BATON ROUGE, La. (AP) - Many an oyster comes to the end of its days in a local restaurant. If Steve Pollock has his way, Baton Rouge is where millions of the tasty bivalves will get their start.
Although the capital city is over 50 miles from the nearest salt water, Pollock has started an inland oyster hatchery with the goal of supplying commercial oyster fishermen and helping coastal restoration efforts.
It’s a bold move because oyster hatcheries are almost exclusively on the coast, where the salt water is.
“I love challenges,” Pollock said.
He’s shown that before. Like now, oysters were what brought out his daring side.
Pollock, 48, was teaching biology at LSU in 2015. While visiting their camp in Grand Isle, his wife, Ginger Brininstool - also on LSU’s biology faculty - saw a newspaper item about water leases being available for an alternative form of raising oysters. Rather than growing on the bottom, the oysters would grow in baskets at or near the water’s surface. Pollock began raising oysters the following year and went full time in 2017.
At its peak, Pollock’s Triple N Oyster Farm supplied three Baton Rouge restaurants. But, after adding tanks to create an on-site oyster nursery, it became extremely time-consuming, and the weather did not cooperate. His camp flooded five times, and consistently high Mississippi River water levels affected the salinity of Caminada Bay, where he had his oyster lease.
Pollock relinquished his lease and sold his restaurant contracts, but he didn’t give up on oysters altogether.
Pollock thought an inland hatchery could be feasible. In tanks, he could control the salinity, pH, temperature and chemical composition of the water.
He was able to get an affordable lease at the LSU Innovation Park and set up shop using the four 5,000-gallon tanks that formed his oyster nursery on Grand Isle. The system is a closed loop, filtering and reusing all the water.
“We take those adult oysters, and we turn on the music and a little bit of wine and candlelight, and we produce baby oysters from them,” Pollock said. “Those baby oysters, after about two or three weeks, they become oyster larvae, and at that time, we can set those and sell the really small seed (oysters).”
He’s joking about the wine and music. Rather, Pollock grows algae in 800-gallon tanks to feed the oysters. He keeps a small nursery tank on hand but tries to sell the oysters quickly enough that it’s not necessary.
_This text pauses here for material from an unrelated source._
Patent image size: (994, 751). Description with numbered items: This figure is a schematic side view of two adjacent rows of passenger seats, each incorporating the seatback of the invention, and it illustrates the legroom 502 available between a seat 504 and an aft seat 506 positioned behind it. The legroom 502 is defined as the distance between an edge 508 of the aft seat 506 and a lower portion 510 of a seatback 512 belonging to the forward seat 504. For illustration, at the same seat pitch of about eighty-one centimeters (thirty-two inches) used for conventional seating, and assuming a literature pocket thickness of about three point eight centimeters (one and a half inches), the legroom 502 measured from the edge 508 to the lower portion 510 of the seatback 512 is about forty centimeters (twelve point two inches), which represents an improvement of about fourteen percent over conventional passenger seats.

Most of his buyers are in Florida.
The goal is to supply the small but growing off-bottom oyster industry and to help the state use oyster reefs to buttress the shrinking coastline.
The same water issues that affected Pollock’s coastal operation also affected Grand Isle’s Michael C. Voisin Oyster Hatchery, the state’s primary supplier for coastal restoration efforts, said Patrick Banks, assistant secretary for the Louisiana Department of Wildlife and Fisheries.
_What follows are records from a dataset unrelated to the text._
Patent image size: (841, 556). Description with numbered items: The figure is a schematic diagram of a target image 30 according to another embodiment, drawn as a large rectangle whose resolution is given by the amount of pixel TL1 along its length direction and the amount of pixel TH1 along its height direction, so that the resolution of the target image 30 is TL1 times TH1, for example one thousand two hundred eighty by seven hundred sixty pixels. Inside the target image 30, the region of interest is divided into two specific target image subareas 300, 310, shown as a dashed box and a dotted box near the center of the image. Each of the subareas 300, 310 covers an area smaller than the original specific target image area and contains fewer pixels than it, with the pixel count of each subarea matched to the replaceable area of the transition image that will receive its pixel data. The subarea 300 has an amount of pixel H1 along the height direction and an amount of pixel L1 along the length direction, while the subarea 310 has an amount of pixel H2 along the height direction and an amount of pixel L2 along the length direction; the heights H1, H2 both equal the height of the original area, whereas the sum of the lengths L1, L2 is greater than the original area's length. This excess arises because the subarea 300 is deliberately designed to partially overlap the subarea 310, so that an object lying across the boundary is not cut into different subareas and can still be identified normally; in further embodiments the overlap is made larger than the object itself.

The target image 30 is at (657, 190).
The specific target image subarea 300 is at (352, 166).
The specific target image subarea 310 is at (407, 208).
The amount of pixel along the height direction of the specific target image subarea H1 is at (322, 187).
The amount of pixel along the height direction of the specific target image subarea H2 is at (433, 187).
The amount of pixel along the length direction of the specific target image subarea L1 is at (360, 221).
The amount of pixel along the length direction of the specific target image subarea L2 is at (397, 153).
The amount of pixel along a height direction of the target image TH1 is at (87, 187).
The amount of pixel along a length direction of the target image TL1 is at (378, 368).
A successful inland hatchery is important, he said, because tropical storms disrupt operations at Voisin.
“This idea of the hatchery technology advancing such that you don’t necessarily have to have it on the coast is very attractive to us,” Banks said. “Then, we have sort of an insurance policy in a hatchery like Steve’s. If something happens to our hatchery on the coast, we have this second source of hatchery products to continue the work that we’re doing.
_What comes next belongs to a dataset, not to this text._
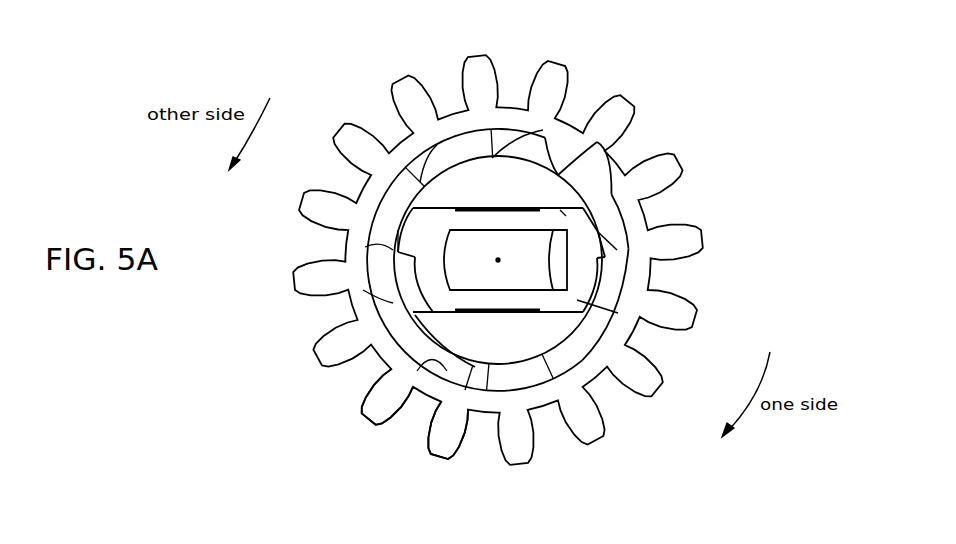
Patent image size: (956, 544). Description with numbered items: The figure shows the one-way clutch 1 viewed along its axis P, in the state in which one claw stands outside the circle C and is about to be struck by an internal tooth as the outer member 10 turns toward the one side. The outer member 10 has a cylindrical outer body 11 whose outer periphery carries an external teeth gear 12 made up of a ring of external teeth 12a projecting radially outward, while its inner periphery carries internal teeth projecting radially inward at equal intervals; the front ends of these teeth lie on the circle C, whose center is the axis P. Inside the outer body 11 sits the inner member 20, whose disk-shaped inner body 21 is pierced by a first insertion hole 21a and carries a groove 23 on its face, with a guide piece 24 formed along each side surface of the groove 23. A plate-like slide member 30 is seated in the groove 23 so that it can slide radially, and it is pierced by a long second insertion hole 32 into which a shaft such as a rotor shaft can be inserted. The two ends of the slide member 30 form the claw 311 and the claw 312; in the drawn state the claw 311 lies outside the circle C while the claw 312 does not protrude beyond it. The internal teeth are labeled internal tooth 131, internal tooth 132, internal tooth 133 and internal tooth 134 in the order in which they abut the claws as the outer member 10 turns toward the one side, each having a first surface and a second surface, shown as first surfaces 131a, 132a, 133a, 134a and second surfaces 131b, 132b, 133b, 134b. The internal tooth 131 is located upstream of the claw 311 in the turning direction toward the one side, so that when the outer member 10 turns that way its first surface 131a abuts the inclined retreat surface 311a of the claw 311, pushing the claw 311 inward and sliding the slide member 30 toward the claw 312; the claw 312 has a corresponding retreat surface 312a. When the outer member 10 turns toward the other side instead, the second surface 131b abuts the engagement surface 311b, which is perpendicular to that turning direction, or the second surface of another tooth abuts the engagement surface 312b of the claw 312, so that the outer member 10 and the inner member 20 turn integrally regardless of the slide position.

“I’m really rooting for him, because it’s something that’s needed in Louisiana.”
The technology hasn’t been perfected.
Pollock’s oyster larvae aren’t developing as rapidly as they should, and Pollock is working with Voisin and two coastal hatcheries in Alabama, all of which use sea water, to determine what might be missing in his tank water. His hatchery is in a proof-of-concept stage, Pollock said.
“It’s definitely a work in progress,” he said.
This effort, however, is more in Pollock’s wheelhouse than being a commercial oyster fisherman. His background is in research, both at LSU and Stanford University.
“So, it’s been a very natural change for me to go out of the water, sell the farm and move to the hatchery, where I can use the scientific background and training to do some good for the oyster industry not just in the state but also the Gulf of Mexico coastal area and beyond,” he said.